なんでもH社のY記者には「早くに(阪神)開幕のマイル戦に使うと書いておいてくれ。強いのが避けてくれるかもしれん」と口にしたそうだが、このあたりの駆け引きもなかなか面白い。同じノーザンファームの生産馬の場合は“使い分け”するケースも少なくない一方で、思わぬ形で有力馬が激突することも少なからずあるからだ。
いわゆる「伝説の新馬戦」として知られる2008年10月26日の京都芝外1800メートル新馬戦はその典型例。ここにはアンライバルド(翌年の皐月賞馬)、リーチザクラウン(翌年のダービー2着馬)といった有力馬が早々に出走を決めていたが、「最初から“相手が強い”と、避けてどうする」と強気にエントリーを決めたのがブエナビスタを管理していた松田博元調教師だった。吉田勝己氏からは「ウチの走りそうなのが出るよ」と暗に回避を促すような申し出もあったそうだが、それを断っての出走は結果、3着に敗れた。
仮にブエナビスタが現実的な選択をしていれば、また違う歴史があったのかもしれない。

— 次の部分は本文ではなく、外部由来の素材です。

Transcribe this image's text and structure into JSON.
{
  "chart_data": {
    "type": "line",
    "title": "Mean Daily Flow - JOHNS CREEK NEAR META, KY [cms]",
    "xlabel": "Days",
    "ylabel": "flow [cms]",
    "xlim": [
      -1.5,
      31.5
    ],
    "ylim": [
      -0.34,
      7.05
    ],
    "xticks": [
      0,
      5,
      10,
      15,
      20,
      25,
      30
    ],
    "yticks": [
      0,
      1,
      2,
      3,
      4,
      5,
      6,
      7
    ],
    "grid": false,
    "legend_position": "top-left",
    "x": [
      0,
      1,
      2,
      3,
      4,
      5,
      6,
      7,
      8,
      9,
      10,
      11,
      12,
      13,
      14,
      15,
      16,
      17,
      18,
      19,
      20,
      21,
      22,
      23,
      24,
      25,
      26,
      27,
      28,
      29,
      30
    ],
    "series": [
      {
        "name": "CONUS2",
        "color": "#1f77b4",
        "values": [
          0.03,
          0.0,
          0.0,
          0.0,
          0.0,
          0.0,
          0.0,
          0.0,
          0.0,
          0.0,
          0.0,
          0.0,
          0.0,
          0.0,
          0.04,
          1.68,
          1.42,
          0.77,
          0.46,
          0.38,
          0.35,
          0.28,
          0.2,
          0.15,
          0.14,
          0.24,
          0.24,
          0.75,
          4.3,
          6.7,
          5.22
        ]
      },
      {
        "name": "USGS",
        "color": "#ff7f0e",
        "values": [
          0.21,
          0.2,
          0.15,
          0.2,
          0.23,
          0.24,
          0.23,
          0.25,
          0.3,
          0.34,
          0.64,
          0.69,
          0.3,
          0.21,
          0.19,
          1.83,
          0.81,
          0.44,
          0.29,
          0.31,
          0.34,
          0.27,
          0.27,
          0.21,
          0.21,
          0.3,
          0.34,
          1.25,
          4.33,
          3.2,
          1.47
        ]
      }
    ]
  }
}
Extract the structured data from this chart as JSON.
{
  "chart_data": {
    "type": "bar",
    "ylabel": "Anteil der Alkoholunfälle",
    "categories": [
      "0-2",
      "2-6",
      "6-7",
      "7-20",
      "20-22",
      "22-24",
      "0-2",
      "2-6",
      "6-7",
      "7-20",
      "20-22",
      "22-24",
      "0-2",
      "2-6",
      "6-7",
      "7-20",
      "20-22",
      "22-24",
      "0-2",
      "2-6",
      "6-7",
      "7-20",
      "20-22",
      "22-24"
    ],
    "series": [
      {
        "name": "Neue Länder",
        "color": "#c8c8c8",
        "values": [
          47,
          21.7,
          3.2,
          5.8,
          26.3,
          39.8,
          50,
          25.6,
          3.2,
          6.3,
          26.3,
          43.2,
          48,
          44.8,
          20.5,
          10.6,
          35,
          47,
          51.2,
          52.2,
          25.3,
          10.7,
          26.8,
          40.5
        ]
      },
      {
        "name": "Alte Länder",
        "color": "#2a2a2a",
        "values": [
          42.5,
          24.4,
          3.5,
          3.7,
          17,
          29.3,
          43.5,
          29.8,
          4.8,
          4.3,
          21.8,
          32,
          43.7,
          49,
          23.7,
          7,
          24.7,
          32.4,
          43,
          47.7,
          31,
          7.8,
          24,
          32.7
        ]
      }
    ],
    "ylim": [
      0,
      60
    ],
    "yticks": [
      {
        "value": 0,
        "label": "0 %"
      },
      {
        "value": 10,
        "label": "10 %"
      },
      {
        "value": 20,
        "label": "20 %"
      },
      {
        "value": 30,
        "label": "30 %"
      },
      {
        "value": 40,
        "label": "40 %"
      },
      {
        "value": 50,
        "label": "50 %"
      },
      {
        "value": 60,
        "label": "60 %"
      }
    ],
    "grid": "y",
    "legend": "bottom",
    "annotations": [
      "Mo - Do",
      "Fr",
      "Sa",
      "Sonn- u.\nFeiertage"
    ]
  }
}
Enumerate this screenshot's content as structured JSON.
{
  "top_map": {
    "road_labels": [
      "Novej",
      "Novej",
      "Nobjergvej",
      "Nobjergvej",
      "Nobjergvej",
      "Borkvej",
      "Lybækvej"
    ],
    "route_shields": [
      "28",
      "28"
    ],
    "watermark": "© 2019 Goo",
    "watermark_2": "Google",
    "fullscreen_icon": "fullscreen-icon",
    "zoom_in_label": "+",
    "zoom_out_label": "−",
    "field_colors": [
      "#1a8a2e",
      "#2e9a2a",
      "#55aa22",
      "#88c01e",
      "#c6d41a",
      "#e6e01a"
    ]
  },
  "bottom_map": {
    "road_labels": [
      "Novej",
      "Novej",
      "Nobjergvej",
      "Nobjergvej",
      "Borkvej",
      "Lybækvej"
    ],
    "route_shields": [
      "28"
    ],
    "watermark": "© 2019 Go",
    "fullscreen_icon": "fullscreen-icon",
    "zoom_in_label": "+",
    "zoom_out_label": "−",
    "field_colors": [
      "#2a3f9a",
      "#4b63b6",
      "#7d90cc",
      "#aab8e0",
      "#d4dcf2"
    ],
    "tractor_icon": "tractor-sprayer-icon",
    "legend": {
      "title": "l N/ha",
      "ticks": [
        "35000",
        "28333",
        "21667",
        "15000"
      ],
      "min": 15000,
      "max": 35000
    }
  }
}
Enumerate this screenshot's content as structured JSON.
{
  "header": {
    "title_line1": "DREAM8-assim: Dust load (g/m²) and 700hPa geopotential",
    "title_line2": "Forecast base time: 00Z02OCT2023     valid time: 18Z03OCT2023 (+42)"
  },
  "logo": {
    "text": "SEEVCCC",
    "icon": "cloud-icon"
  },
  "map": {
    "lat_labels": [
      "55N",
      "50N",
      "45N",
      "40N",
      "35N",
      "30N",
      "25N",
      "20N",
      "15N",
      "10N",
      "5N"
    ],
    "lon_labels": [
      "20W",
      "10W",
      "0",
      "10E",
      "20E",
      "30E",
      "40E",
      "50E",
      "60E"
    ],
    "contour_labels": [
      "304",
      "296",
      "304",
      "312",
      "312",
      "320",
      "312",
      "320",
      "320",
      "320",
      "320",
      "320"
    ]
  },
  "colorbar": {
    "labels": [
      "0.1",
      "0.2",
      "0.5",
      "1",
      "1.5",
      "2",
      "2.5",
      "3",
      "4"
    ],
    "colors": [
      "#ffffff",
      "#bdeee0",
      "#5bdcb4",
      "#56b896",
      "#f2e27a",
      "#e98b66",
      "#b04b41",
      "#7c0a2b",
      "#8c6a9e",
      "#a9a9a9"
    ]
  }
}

ただ、この強気の参戦が“牡馬相手にも逃げない”ブエナビスタ像を植えつけたし、何よりレース自体が“伝説”として歴史に名を残すことになったのだから、個人的にはこれ以上の選択肢はなかったように思う。
スターリーステージをめぐっては、どんな駆け引きが行われ、どんなメンバーが顔を揃えることになるのか。今から楽しみでならない。
今回は話が少々先に飛び過ぎたが、もちろん今週も見逃せない新馬戦がある。土曜(12日)新潟芝外1800メートルには名牝ウオッカの4番子タニノフランケル(牡=父Frankel・角居)が登場予定。先週のウッドでは5ハロン68.0-11.8秒と軽快に脚を伸ばした。「この血統で今までで一番いいと思う。またがってもいいし、見た目もいい。切れるというよりはスピードで押し切るようなタイプかな。初戦から勝ち負けになるのでは」とは岸本助手だ。
タニノフランケルも早くからこのレースへの参戦を表明していたが、迎え撃つ関東馬にも強敵が名を連ねそうな情勢。果たして後年に“伝説”と称されるレースとなるのか? 真夏の熱い一戦も見逃せない。